政治コラム 太田の政界ぶちかましCOLUMN

NO.77 重要な2020年東京五輪までの5年/実感と未来へ――景気・経済、防災・減災

2014年11月26日

自公連立政権の安倍内閣がスタートして間もなく2年。「景気・経済の再生」「被災地の復興加速」「防災・減災をはじめとする危機管理」を三本柱として、これまで改革を進めてきた。その成果は間違いなく上がっている。円高は是正され、株価も上がり、"心のデフレ"は打ち破った。被災地の復興も確実に進んでいる。さらに防災・減災、老朽化対策もこの2年で大きく前進した。私は昨年を「メンテナンス元年」としたのをはじめ、「防災・減災、老朽化対策、メンテナンス、耐震化」を初めて公共事業のメインストリームに位置付け、大きく流れを変えた。

しかし私は、この2年間はマイナスをゼロ+αにした段階だと思う。これからは、さらに本格的プラスへの歩みを始めなければならない。率直に言って、これからの10年は「日本の命運を決する10年」だとつくづく思う。2020年の東京オリンピック・パラリンピックまでの5年、ポスト五輪の5年――この10年で未来への礎を確固として固められるかどうかが最も重要だ。

その中間点の2020年までには、経済のデフレ脱却を実現し、成長軌道に乗せなければならない。被災地の復興は、実感が得られる「復興宣言」までもっていかなければならない。財政面では、プライマリーバランスの黒字化を達成する目標が2020年。防災面でも、災害が頻発する脆弱国土日本だが、安全・安心が確実に得られるところまでもっていかなければならない。もちろん、オリンピック・パラリンピックの成功、外国人旅行者2000万人達成という目標も明確だ。

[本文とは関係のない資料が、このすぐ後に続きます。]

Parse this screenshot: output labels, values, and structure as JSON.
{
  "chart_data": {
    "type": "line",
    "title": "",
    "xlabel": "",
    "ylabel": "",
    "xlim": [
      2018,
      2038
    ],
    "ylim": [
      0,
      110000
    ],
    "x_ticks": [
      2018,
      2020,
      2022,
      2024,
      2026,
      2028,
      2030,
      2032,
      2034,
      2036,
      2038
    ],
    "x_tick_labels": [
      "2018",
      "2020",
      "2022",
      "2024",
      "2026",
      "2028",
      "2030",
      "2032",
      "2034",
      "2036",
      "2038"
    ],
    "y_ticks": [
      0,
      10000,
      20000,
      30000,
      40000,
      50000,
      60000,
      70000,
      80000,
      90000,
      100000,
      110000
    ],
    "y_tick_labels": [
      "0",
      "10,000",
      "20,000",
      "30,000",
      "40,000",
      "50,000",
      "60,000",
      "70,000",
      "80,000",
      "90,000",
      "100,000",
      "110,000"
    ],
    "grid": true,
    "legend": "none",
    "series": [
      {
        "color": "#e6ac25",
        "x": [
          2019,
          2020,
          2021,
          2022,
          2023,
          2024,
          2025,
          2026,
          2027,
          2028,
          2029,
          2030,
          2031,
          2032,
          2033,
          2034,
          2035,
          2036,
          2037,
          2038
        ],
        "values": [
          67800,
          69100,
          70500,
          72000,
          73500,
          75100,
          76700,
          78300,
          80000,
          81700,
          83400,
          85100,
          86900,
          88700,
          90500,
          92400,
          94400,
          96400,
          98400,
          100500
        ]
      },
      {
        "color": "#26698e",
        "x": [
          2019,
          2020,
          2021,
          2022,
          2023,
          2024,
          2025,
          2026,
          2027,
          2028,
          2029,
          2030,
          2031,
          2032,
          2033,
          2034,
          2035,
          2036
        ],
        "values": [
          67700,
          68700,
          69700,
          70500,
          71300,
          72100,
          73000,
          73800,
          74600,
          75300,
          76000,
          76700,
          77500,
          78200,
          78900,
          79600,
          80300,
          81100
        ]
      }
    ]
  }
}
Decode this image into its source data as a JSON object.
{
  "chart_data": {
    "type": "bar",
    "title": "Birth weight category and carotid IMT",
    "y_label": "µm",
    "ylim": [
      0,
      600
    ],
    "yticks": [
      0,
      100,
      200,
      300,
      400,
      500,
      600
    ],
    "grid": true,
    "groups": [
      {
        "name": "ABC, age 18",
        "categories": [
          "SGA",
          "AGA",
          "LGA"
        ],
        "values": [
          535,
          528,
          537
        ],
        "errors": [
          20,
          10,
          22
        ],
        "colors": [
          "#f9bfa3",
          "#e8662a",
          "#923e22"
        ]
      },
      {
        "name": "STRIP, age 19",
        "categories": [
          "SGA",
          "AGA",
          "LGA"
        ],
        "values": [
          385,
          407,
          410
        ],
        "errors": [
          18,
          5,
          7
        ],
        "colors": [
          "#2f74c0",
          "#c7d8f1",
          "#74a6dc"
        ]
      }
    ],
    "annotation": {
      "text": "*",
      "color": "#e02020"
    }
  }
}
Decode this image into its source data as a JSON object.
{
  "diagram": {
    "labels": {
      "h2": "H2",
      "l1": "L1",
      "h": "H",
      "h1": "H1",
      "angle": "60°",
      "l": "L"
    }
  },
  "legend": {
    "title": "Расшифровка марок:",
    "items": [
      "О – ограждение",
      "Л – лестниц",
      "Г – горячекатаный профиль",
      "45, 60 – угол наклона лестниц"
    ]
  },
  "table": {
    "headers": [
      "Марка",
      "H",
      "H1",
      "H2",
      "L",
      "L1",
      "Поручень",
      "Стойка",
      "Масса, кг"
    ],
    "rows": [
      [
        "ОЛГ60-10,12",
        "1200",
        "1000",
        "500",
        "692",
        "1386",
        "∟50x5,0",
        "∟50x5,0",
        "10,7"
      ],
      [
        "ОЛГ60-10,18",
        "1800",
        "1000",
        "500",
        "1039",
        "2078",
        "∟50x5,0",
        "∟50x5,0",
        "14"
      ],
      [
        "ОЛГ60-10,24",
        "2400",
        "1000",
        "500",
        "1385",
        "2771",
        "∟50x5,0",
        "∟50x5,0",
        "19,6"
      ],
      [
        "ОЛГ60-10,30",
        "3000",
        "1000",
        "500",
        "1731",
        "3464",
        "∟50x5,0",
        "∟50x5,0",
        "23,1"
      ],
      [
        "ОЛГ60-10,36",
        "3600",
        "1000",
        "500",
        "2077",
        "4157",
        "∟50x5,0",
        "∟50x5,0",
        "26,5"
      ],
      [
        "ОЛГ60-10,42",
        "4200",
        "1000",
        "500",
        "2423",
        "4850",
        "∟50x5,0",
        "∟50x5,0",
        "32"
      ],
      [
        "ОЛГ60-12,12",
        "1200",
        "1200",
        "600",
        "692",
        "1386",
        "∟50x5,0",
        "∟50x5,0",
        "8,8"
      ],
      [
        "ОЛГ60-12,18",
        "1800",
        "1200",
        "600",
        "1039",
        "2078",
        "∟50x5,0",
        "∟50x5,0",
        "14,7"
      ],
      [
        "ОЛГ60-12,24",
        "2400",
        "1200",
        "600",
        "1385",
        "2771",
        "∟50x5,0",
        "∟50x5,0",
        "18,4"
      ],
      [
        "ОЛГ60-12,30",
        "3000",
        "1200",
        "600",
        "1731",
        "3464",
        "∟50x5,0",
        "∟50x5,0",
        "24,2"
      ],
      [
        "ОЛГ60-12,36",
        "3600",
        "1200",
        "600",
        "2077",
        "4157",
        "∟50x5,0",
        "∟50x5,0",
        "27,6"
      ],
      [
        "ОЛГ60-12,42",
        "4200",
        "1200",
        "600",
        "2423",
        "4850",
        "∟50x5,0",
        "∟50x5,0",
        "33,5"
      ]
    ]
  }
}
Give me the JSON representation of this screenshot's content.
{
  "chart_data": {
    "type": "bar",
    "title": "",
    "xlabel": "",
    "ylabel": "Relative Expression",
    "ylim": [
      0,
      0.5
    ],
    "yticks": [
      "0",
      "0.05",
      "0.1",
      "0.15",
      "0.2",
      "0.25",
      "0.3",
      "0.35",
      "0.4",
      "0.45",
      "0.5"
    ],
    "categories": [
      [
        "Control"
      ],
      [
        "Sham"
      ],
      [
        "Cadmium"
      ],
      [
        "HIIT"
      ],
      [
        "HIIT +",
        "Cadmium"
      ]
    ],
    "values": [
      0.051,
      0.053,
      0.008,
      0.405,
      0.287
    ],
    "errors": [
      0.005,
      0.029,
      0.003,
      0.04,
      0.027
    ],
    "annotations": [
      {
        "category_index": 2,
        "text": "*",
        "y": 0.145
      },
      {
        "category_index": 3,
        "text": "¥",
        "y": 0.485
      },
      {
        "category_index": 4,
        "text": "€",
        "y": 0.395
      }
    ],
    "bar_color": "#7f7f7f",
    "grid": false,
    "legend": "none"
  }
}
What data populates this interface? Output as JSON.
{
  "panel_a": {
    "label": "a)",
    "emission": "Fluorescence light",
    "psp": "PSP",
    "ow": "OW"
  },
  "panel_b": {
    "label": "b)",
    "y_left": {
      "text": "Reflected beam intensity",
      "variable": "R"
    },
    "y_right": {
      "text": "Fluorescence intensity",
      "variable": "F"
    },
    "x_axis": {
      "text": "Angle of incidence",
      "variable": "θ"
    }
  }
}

そしてポスト五輪――。前回の東京オリンピック後の昭和40年は不況に陥った。しかし、今回は持続的成長をなんとしても図らなければならない。そして団塊の世代が75歳を迎えるのが2025年。いわゆる"2025年問題"を克服し、高齢者の社会保障と雇用等があるバージョンアップした日本をつくりあげなければならない。そして人口減少社会を凝視し、少子化対策への歩みを確実に始めることだ。地方創生、個性ある都市と都市の対流が起き、まち・ひと・しごとが動き出す。それが2025年だ。

NO.76 マニュアル主義を排し災害に立ち向かう主体性を/文明の進展に潜む脆弱性

2014年11月 5日

今年も災害が頻発している。冬の豪雪、夏の集中豪雨、そして御嶽山の噴火で多くの死傷者が出た。そこで再認識されたのが、命を守るためには的確な避難行動が重要だということだ。ハードの整備だけでなく、危険な状況が迫っていることを自治体や住民に伝え、避難の判断に結び付けていくソフト対策が重要になる。

しかし私が感じているのは、文明の進展によって、人間が危機を感じる力、危機から自分の身を守るために判断する力が決定的に弱まっているのではないかということだ。「現代人には、鎌倉時代の何処かのなま女房ほどにも、無常ということがわかっていない」(無常という事)と言ったのは小林秀雄だ。生きること自体が自然の脅威との戦い、危機と常に隣り合わせといった昔と比べて、現代人は甘すぎると言ってよい。人間が生きる上でのたくましさを失ってきているとも言える。

文明や技術が進歩し、都市ではさまざまなインフラの整備によって利便性が高まっている。平時であれば災害の危険性が身の回りに存在することを意識することはない。災害時でも、例えば東日本大震災で津波警報が出ても「防潮堤があるから大丈夫」と避難しなかった人がいたように、安全性への過信が生まれている。

さらに情報化の進展だ。インターネットで大量の情報を容易に入手できるため、マニュアル偏重になり、自分で情報分析や判断をしなくてもよくなっている。このマニュアル偏重がこわい。それが"失敗学"で最も指摘されるところだ。人間の考え方や行動様式が変化したことによって、実際に災害や危機に直面した時に被害が大きくなるリスクが高まっているのだ。

さらに例えば、東京などの大都市では地下街や地下鉄など地下利用が広がっているが、堤防の決壊などで浸水が発生すると未曽有の被害になるおそれがある。都市化によって新たなリスクが生じていることも考えていかなければならない。